EnvA-PI-liposome binding procedure I. Biotinylated EnvA-PI is incubated with soluble receptor (sTva47) on ice for 15 min. Liposomes are added and samples are shifted to 37° for 10–30 min. Samples are overlaid with a sucrose step gradient, centrifuged, and fractionated as described in Hernandez et al.¹⁵

Fig. 3

EnvA-PI-liposome binding procedure II. (A) EnvA-PI is incubated with sTva47 on ice for 15 min. Liposomes are added, and samples are incubated at 37° for 10 min. Samples are overlaid with sucrose step gradients and centrifuged, fractionated, and subjected to SDS–PAGE, as described in Methods. (B) In the absence of receptor at pH 7 and 37°, EnvA-PI stays in the bottom of the sucrose gradient (top panel). When incubated with receptor at pH 7 and 37°, EnvA-PI floats to the top fractions of the gradient with liposomes (bottom panel).

Fig. 4

Virus–liposome binding procedure. (A) ASLV-A is incubated with or without sTva47 on ice for 15 min.
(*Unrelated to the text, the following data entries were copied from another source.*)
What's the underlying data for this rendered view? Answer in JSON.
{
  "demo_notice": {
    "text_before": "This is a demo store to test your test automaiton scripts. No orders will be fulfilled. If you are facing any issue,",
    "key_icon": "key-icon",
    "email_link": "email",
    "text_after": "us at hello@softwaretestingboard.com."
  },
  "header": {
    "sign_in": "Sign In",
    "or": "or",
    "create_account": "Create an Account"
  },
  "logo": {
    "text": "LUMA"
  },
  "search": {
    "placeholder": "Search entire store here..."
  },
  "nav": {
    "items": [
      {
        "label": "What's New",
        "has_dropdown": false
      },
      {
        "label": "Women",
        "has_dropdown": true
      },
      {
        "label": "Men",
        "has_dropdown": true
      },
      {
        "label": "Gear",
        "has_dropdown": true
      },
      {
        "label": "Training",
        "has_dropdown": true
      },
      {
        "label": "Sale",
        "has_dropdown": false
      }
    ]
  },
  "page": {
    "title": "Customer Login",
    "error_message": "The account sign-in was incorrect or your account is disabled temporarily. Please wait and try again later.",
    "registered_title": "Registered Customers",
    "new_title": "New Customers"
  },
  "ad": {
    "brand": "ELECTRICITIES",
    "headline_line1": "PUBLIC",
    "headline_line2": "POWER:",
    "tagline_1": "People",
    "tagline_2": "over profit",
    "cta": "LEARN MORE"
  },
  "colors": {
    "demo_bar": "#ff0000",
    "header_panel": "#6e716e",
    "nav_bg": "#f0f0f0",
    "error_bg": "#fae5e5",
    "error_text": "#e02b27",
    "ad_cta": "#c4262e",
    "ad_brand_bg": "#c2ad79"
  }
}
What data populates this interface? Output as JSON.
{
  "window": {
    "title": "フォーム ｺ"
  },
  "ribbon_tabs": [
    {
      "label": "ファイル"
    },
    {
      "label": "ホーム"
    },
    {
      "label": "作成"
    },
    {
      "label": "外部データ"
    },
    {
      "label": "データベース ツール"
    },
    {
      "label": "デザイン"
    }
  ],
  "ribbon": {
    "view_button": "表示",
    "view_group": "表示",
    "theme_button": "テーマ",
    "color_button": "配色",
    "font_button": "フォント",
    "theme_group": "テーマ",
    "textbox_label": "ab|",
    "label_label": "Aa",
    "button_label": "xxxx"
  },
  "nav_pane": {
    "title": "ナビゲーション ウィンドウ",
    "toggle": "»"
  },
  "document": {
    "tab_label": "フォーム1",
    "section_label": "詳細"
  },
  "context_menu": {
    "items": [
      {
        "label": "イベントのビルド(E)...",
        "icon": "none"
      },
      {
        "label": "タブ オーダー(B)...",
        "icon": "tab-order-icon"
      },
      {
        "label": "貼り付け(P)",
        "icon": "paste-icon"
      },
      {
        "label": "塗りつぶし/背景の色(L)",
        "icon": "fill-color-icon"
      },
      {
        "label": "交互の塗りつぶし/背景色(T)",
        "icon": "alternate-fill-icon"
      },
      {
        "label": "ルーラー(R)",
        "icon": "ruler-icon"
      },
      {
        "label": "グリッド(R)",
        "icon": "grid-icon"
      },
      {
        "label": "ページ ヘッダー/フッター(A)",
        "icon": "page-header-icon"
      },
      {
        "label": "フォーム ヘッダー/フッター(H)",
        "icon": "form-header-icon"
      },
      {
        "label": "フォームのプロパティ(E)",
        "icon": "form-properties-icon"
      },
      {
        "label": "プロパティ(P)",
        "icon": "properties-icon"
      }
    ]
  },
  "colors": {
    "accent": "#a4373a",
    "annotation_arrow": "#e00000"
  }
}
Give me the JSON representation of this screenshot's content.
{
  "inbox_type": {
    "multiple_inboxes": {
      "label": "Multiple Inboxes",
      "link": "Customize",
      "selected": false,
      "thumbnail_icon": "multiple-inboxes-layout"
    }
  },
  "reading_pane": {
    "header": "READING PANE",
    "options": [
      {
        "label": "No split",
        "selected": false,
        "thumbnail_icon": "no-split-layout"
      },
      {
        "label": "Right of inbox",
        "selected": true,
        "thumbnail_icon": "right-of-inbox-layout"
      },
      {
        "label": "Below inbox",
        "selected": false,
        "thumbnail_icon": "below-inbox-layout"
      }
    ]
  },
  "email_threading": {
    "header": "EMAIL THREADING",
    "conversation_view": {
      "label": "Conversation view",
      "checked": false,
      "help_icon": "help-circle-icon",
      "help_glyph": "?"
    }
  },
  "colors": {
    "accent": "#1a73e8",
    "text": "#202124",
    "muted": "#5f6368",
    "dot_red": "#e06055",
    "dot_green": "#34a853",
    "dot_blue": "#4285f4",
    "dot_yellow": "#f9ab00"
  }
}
Liposomes are added, and samples are incubated at 37° for 30 min. Samples are placed on top of a sucrose step gradient and centrifuged, fractionated, and processed as described in Methods. (B) In the absence of receptor at pH 7 and 37°, ASLV-A pellets to the bottom of the gradient (top panel). When incubated with receptor at pH 7 and 37°, ASLV-A is largely retained in the top fraction of the gradient (bottom panel).

Fig. 5

Receptor species for use in liposome binding assays. (1) A type I or type II integral membrane protein with a functional domain that is tethered to the membrane at only one end; (2) a multimembrane-spanning protein that possesses a functional domain tethered to the membrane at one end; (3) a multimembrane-spanning protein with an extracellular loop that retains or can be engineered so as to retain enough structure to serve as a functional domain when cleaved from its transmembrane domains. Arrows indicate possible sites at which to cleave the functional receptor domain from the parent protein. Alternatively, secreted functional domains could be produced by genetic engineering or, where applicable, could be mimicked by synthetic peptides.